1. the duty mapping method of a two-dimensional grid network-on-chip comprises the following steps:

3) export mapped file according to the position of described all threads.

2. method according to claim 1 is characterized in that, described step 1) comprises:

3. method according to claim 1 is characterized in that, described all threads also comprise the special thread that need map to ad-hoc location.

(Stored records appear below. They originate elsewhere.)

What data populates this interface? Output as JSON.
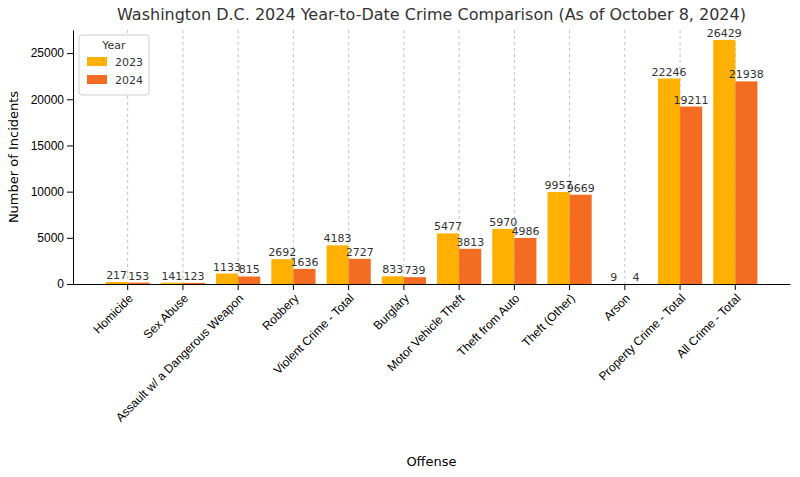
{
  "chart_data": {
    "type": "bar",
    "title": "Washington D.C. 2024 Year-to-Date Crime Comparison (As of October 8, 2024)",
    "x_label": "Offense",
    "y_label": "Number of Incidents",
    "legend_title": "Year",
    "legend": "upper left",
    "grid": "x",
    "data_labels": true,
    "categories": [
      "Homicide",
      "Sex Abuse",
      "Assault w/ a Dangerous Weapon",
      "Robbery",
      "Violent Crime - Total",
      "Burglary",
      "Motor Vehicle Theft",
      "Theft from Auto",
      "Theft (Other)",
      "Arson",
      "Property Crime - Total",
      "All Crime - Total"
    ],
    "series": [
      {
        "name": "2023",
        "color": "#ffb000",
        "values": [
          217,
          141,
          1133,
          2692,
          4183,
          833,
          5477,
          5970,
          9957,
          9,
          22246,
          26429
        ]
      },
      {
        "name": "2024",
        "color": "#f36c21",
        "values": [
          153,
          123,
          815,
          1636,
          2727,
          739,
          3813,
          4986,
          9669,
          4,
          19211,
          21938
        ]
      }
    ],
    "ylim": [
      0,
      27500
    ],
    "yticks": [
      0,
      5000,
      10000,
      15000,
      20000,
      25000
    ]
  }
}
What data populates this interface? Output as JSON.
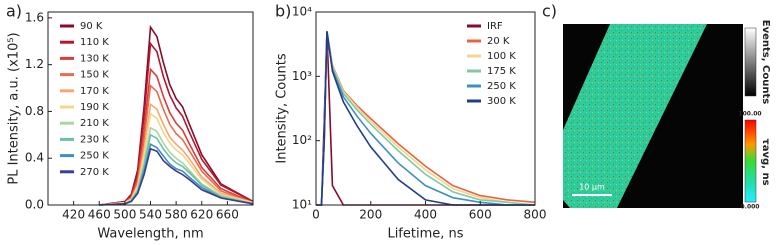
{
  "chart_data": [
    {
      "type": "line",
      "panel_label": "a)",
      "xlabel": "Wavelength, nm",
      "ylabel": "PL Intensity, a.u. (x10⁵)",
      "xlim": [
        380,
        700
      ],
      "xticks": [
        420,
        460,
        500,
        540,
        580,
        620,
        660
      ],
      "ylim": [
        0,
        1.65
      ],
      "yticks": [
        {
          "value": 0,
          "label": "0.0"
        },
        0.4,
        0.8,
        1.2,
        1.6
      ],
      "log_y": false,
      "legend": "upper-left",
      "x": [
        460,
        500,
        510,
        520,
        530,
        540,
        550,
        560,
        570,
        580,
        590,
        600,
        620,
        650,
        700
      ],
      "series": [
        {
          "name": "90 K",
          "color": "#8b0a26",
          "values": [
            0,
            0.03,
            0.09,
            0.3,
            0.84,
            1.52,
            1.44,
            1.22,
            1.03,
            0.91,
            0.84,
            0.7,
            0.43,
            0.18,
            0.03
          ]
        },
        {
          "name": "110 K",
          "color": "#b3172e",
          "values": [
            0,
            0.03,
            0.08,
            0.28,
            0.76,
            1.38,
            1.31,
            1.1,
            0.94,
            0.83,
            0.76,
            0.63,
            0.39,
            0.17,
            0.03
          ]
        },
        {
          "name": "130 K",
          "color": "#d73f3b",
          "values": [
            0,
            0.02,
            0.07,
            0.23,
            0.64,
            1.16,
            1.1,
            0.93,
            0.79,
            0.7,
            0.64,
            0.53,
            0.32,
            0.14,
            0.02
          ]
        },
        {
          "name": "150 K",
          "color": "#ef6a4a",
          "values": [
            0,
            0.02,
            0.06,
            0.2,
            0.56,
            1.02,
            0.97,
            0.82,
            0.69,
            0.61,
            0.56,
            0.47,
            0.29,
            0.12,
            0.02
          ]
        },
        {
          "name": "170 K",
          "color": "#f9a66a",
          "values": [
            0,
            0.02,
            0.05,
            0.17,
            0.47,
            0.86,
            0.82,
            0.69,
            0.58,
            0.52,
            0.47,
            0.4,
            0.24,
            0.1,
            0.02
          ]
        },
        {
          "name": "190 K",
          "color": "#f4d58c",
          "values": [
            0,
            0.02,
            0.05,
            0.16,
            0.43,
            0.78,
            0.74,
            0.62,
            0.53,
            0.47,
            0.43,
            0.36,
            0.22,
            0.09,
            0.02
          ]
        },
        {
          "name": "210 K",
          "color": "#a7d7a4",
          "values": [
            0,
            0.01,
            0.04,
            0.13,
            0.36,
            0.66,
            0.63,
            0.53,
            0.45,
            0.4,
            0.36,
            0.3,
            0.18,
            0.08,
            0.01
          ]
        },
        {
          "name": "230 K",
          "color": "#6cc0a5",
          "values": [
            0,
            0.01,
            0.04,
            0.12,
            0.33,
            0.6,
            0.57,
            0.48,
            0.41,
            0.36,
            0.33,
            0.28,
            0.17,
            0.07,
            0.01
          ]
        },
        {
          "name": "250 K",
          "color": "#3f8fc1",
          "values": [
            0,
            0.01,
            0.03,
            0.1,
            0.29,
            0.52,
            0.49,
            0.42,
            0.35,
            0.31,
            0.29,
            0.24,
            0.15,
            0.06,
            0.01
          ]
        },
        {
          "name": "270 K",
          "color": "#3b3f8f",
          "values": [
            0,
            0.01,
            0.03,
            0.1,
            0.26,
            0.48,
            0.46,
            0.38,
            0.33,
            0.29,
            0.26,
            0.22,
            0.13,
            0.06,
            0.01
          ]
        }
      ]
    },
    {
      "type": "line",
      "panel_label": "b)",
      "xlabel": "Lifetime, ns",
      "ylabel": "Intensity, Counts",
      "xlim": [
        0,
        800
      ],
      "xticks": [
        0,
        200,
        400,
        600,
        800
      ],
      "ylim": [
        10,
        10000
      ],
      "yticks": [
        {
          "value": 10,
          "label": "10¹"
        },
        {
          "value": 100,
          "label": "10²"
        },
        {
          "value": 1000,
          "label": "10³"
        },
        {
          "value": 10000,
          "label": "10⁴"
        }
      ],
      "log_y": true,
      "legend": "upper-right",
      "x": [
        0,
        20,
        30,
        40,
        60,
        100,
        150,
        200,
        300,
        400,
        500,
        600,
        700,
        800
      ],
      "series": [
        {
          "name": "IRF",
          "color": "#8b0a26",
          "values": [
            10,
            10,
            200,
            5000,
            20,
            10,
            10,
            10,
            10,
            10,
            10,
            10,
            10,
            10
          ]
        },
        {
          "name": "20 K",
          "color": "#e8643f",
          "values": [
            10,
            10,
            100,
            5000,
            1500,
            600,
            350,
            220,
            90,
            40,
            20,
            14,
            12,
            11
          ]
        },
        {
          "name": "100 K",
          "color": "#f4d58c",
          "values": [
            10,
            10,
            100,
            5000,
            1450,
            580,
            330,
            200,
            80,
            35,
            18,
            13,
            11,
            10
          ]
        },
        {
          "name": "175 K",
          "color": "#7fc9a5",
          "values": [
            10,
            10,
            100,
            5000,
            1400,
            540,
            300,
            180,
            70,
            30,
            16,
            12,
            11,
            10
          ]
        },
        {
          "name": "250 K",
          "color": "#3f8fc1",
          "values": [
            10,
            10,
            100,
            5000,
            1300,
            480,
            240,
            130,
            45,
            20,
            13,
            11,
            10,
            10
          ]
        },
        {
          "name": "300 K",
          "color": "#1d3f8a",
          "values": [
            10,
            10,
            100,
            5000,
            1200,
            400,
            170,
            80,
            25,
            12,
            10,
            10,
            10,
            10
          ]
        }
      ]
    },
    {
      "type": "image",
      "panel_label": "c)",
      "scale_bar": "10 µm",
      "counts_label": "Events, Counts",
      "lifetime_label": "τavg, ns",
      "lifetime_colorbar_labels": [
        "100.00",
        "0.000"
      ]
    }
  ]
}
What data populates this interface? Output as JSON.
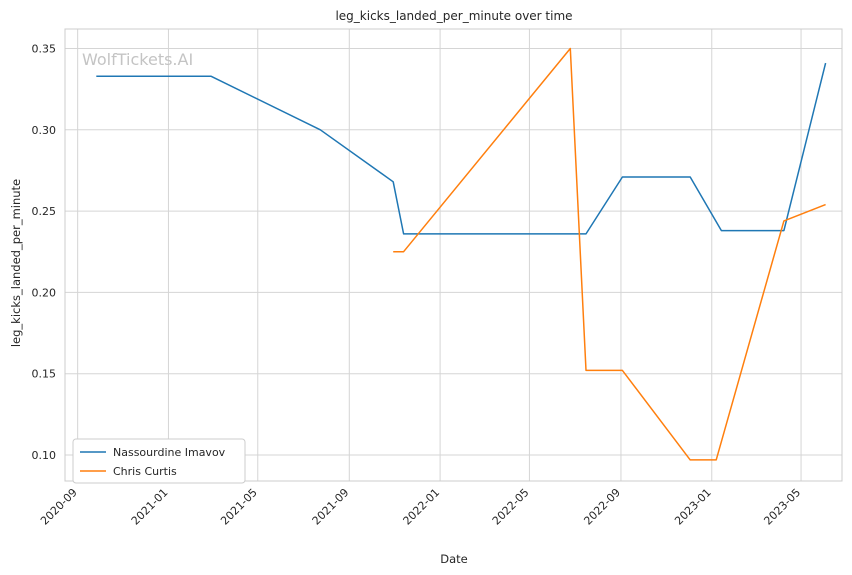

4. method according to claim 3 is characterized in that, described step 1) comprises:

11 ') list described special thread in a formation;

5. according to claim 2 or 4 described methods, it is characterized in that described step 13) is calculated common thread desired location to be allocated according to following formula according to the thread desired location of having distributed:

6. according to claim 2 or 4 described methods, it is characterized in that described step 2) comprising:

7. method according to claim 1 is characterized in that, near the common thread the described desired location or the distance of clear position and desired location are less than predetermined threshold.

8. method according to claim 6 is characterized in that, described and distance desired location is calculated according to manhatton distance.